説明

ガラス板強化処理装置、ガラス板強化処理方法、および、ガラス板

【課題】ガラス面の非処理部の面積への影響を最小限に止め、ガラス板の形状によらず、均一かつ効率よくガラス板を強化処理できるガラス板強化処理装置、ガラス板強化処理方法、および、ガラス板を提供すること。
【解決手段】この発明のガラス板強化処理装置は、ガラス板の切断部に霧化した強化剤または粉末状の強化剤を吹き付ける手段と、前記強化剤が吹き付けられる処理部に加熱用光を照射する手段と、前記ガラス板と前記吹きつけ手段及び照射手段とを前記切断部に沿って相対的に移動させる手段とを備える。

【発明の詳細な説明】
【技術分野】
【0001】
この発明は、ガラス板の切断部に生じるマイクロクラック等の傷を原因とするガラス板の破損を防止するために、ガラス板の切断部を強化処理するガラス板強化処理装置、ガラス板強化処理方法、および、ガラス板に関する。
【背景技術】
【0002】
フラットディスプレイや自動車の窓ガラスに使用されるガラス板は、例えば以下の方法で製造される。
まず、用途に合わせた組成になるように調合した原料を加熱炉で溶融する。次に、溶融した原料からフロート法やフュージョン法、ダウンドロー法等の方法により所望の厚さのガラス素板を製造する。さらに超鋼刃の切断機やレーザ切断機などを用い、ガラス素板を用途に合わせた所望の大きさに切断する。
こうして作製されたガラス板の切断面の表面は粗く、また切断時の熱や歪みによる応力によって切断部にはマイクロクラック等の傷が多数存在する。
【0003】
そのため、ガラス板の取扱中に切断部に僅かな衝撃が加わっただけで、マイクロクラック等の傷を基点とする割れが生じ、ガラス板が破損し易い。また、切断部付近の残留応力により、加工後に破壊が発生することもある。
こうした不具合による歩留まり低下を防止するために、砥石等を用いてガラス板の端面を面取りする仕上げ加工を行っている。
【0004】
一方、液晶ディスプレイやプラズマディスプレイなどフラットパネルディスプレイに用いられるガラス基板は、大型化と軽量化のための薄型化が進んでおり、自動車の窓ガラスにおいても強度を確保しつつ、広い視野や景観性も確保するために大型化が進められている。
【0005】
大型のガラス板は、自重による大きな曲げ応力を受けることと、取扱の困難さから、微小な傷やマイクロクラックが含まれていると熱処理工程や完成品の輸送中あるいは製造工程中において破損が生じる可能性があり、液晶ディスプレイやプラズマディスプレイ等の完成品の歩留まりを低下させる要因になり得る。
そのため、ガラス板の強度を向上させる処理は不可欠であり、ガラス添加剤を拡散・注入することによってガラス板の強度を増大させる方法である化学強化法が採り入れられている。
【0006】
図4は、一般的なガラス板の化学強化法の概略を説明するための図である。
図4において、ガラス素板から所望の大きさに切断されたガラス板1は、搬送されて強化剤溶液水槽2に浸せきされる。
強化剤溶液水槽2内部ではクランプされて上方から強化剤溶液中に沈められるか、もしくは、ベルトコンベア状の搬送装置で所定の時間ガラス板1を浸せきする。
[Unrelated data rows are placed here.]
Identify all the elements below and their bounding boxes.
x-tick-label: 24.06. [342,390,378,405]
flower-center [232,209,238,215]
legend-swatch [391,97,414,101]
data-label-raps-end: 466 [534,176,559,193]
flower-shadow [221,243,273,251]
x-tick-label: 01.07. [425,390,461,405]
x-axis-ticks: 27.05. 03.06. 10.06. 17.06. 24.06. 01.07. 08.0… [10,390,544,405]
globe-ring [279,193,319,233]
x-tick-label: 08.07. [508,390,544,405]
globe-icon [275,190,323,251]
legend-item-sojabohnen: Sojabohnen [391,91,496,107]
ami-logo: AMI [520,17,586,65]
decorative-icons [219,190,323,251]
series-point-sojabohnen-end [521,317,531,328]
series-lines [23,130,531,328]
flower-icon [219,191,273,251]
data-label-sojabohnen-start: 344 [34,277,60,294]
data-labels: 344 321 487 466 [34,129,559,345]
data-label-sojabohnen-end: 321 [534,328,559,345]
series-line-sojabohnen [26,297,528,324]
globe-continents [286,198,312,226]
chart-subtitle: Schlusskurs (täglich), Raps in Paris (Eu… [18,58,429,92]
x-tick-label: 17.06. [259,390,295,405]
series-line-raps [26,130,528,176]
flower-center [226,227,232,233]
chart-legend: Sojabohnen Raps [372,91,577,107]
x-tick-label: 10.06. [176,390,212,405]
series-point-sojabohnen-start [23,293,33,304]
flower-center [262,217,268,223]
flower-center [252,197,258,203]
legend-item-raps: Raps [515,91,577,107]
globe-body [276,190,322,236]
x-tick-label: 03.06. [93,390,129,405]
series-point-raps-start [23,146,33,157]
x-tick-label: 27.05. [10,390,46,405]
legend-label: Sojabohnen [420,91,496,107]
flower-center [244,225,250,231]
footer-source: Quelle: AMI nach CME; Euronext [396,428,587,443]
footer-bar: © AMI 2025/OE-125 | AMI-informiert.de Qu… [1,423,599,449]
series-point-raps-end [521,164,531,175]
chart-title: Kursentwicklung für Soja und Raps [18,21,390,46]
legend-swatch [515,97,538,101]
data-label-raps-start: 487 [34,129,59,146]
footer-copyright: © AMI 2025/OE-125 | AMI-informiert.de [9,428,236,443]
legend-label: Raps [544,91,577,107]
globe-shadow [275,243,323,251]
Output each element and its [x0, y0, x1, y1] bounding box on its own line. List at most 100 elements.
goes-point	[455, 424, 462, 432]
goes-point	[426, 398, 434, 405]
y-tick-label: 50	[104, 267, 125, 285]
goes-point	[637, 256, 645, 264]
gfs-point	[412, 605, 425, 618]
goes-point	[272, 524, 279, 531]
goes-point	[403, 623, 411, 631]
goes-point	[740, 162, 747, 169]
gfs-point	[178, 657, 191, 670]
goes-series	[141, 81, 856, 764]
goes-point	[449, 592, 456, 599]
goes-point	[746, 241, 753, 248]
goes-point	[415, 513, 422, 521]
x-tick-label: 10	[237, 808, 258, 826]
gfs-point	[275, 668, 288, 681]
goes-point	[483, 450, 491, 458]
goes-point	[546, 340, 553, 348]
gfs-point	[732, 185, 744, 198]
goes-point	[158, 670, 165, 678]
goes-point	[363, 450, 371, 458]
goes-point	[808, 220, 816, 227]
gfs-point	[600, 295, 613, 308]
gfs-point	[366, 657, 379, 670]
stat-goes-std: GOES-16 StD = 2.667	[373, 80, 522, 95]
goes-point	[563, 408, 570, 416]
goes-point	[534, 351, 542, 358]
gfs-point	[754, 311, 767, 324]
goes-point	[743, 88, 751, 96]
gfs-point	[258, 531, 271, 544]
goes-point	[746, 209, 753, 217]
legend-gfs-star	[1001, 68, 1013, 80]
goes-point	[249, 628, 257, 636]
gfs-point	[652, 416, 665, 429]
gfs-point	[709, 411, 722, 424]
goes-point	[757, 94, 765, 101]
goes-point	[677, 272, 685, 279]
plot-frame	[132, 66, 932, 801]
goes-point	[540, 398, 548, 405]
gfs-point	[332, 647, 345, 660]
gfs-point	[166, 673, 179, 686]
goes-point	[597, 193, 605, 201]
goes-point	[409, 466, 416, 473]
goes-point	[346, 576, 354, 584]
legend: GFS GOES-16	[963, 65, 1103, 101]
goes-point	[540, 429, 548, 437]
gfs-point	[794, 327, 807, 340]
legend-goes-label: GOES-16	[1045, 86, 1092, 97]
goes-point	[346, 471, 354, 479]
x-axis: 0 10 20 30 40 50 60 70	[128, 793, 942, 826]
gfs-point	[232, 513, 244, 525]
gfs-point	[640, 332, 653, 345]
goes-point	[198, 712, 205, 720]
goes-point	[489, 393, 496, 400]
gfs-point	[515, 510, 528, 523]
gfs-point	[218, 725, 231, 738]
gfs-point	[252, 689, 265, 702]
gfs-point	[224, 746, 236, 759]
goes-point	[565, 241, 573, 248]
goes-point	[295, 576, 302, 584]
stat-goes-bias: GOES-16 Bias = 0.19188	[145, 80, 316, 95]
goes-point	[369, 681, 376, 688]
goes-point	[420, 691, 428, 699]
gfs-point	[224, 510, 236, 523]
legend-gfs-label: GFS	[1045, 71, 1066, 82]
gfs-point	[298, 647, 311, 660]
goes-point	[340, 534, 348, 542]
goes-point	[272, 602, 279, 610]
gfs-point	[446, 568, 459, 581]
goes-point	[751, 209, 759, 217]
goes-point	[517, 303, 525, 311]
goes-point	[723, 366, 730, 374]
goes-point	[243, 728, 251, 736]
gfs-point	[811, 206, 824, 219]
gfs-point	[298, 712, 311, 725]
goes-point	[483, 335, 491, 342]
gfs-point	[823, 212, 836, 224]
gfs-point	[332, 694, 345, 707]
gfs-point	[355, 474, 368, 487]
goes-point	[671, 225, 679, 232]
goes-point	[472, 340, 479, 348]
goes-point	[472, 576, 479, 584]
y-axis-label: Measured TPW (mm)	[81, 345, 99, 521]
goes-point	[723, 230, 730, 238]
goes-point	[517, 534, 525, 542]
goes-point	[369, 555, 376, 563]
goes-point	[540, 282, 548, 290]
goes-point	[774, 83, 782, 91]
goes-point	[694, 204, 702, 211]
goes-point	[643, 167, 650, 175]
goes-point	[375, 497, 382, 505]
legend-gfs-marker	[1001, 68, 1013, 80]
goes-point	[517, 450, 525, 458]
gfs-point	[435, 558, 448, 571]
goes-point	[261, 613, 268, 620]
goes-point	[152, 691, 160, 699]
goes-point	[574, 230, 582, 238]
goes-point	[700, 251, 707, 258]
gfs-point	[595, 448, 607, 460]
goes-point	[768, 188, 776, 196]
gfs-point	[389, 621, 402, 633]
この時に強化剤溶液の濃度や温度を均一にするため、ガラス板1を上下に振動させたり、一定の液流を溶液に加えることがある。
【0007】
ガラス板1を強化剤溶液に所定時間浸せきさせた後、ガラス板1を引き上げ、ヒータや温風3を吹き付けてガラス板1を乾燥させる。この時、ガラス板1の表面温度をガラスの溶融点近傍(600〜900℃)まで加熱することにより、強化剤溶液の成分をガラス板1の表面に拡散浸透させ、ガラス板1の表面に組成の異なる層を作り出すことによりガラス板1を強化している(例えば、特許文献1ないし6参照)。
【0008】
【特許文献1】特開2000−233949号公報
【特許文献2】特開2001−261355号公報
【特許文献3】特開2002−174810号公報
【特許文献4】特開2003−137606号公報
【特許文献5】特開2003−146704号公報
【特許文献6】特開2003−165748号公報
【発明の開示】
【発明が解決しようとする課題】
【0009】
ガラスの機械的強度を向上させる方法として、従来500メッシュ以下の固定した砥粒からなる研削ホイールにより、砥粒を細かいものに交換しながら研削する多段階加工を行って、ガラス板端部の傷を低減する研磨処理が行われていたが、下記のような課題が生じていた。
作業員の経験に頼る多段階加工であるため、歩留まりを低下させコストアップが生じていた。
作業員の経験に頼る作業であるため、処理時間の短縮が困難であり、大面積のガラス板の処理が困難であった。
研磨処理中にガラス板にマイクロクラックや熱歪みが生じる可能性があり、破損による歩留まりの低下を招く可能性があった。
【0010】
また、ガラス板の化学強化法では、所定の元素を含むアルカリ性の粘調な溶液の入った水槽にガラス板を浸せきさせた後に引き上げ、乾燥させてから電気炉内でガラス溶融点付近の高温で熱処理して、ガラス表面に圧縮層を形成してガラスの強度を増大させていたが、このようにガラス全体を溶液に浸せきする化学強化法では、下記のような課題が生じていた。
【0011】
ガラス板の表面全体を処理するために、乾燥のための熱処理工程の管理が厳密で、処理時間の短縮化が困難であった。
フラットパネルディスプレイ等の光学用に使われるガラス板の場合は、化学強化に用いる溶液によって表面の一部もしくは全体から強化剤の成分が拡散・注入され、ガラス本来の組成と異なる層を表面に形成するため、透過率、屈折率、熱膨張率等のガラス板の特性に悪影響を与える場合があった。
ゲル状の粘調な強化剤溶液をガラス表面に部分的に塗布することはできるが、極端部に塗布することが困難であり、その上、処理部分と未処理部分との境界で強化剤から拡散・注入される成分の濃度差が大きくなるため、熱膨張率の違いにより、熱処理工程後に破損して歩留まりが低下し易くなっていた。
【0012】
さらに、化学強化法では、強化剤の成分はガラス板を強化剤溶液に浸せきさせている間にガラスに拡散・注入するのではなく、熱処理工程を行うことにより、初めてガラス中に拡散・注入する。従って、端部のみを処理する場合に、熱処理のためのガラス板の処理工程において、ガラス板を水平に搬送する場合は上面と下面で強化剤濃度にばらつきが生じ、また、ガラス板を立てて搬送する場合は、立てられたガラス板の上側の端部と下側の端部、および、立てられたガラス板の側面の上側と下側で、強化剤濃度のばらつきが生じるという課題があった。
【0013】
また、熱処理のための搬送中に、強化剤を塗布したガラス板から強化剤が滴下するおそれがあり、必要かつ適切な量の強化剤を塗布することが困難であるという課題もあった。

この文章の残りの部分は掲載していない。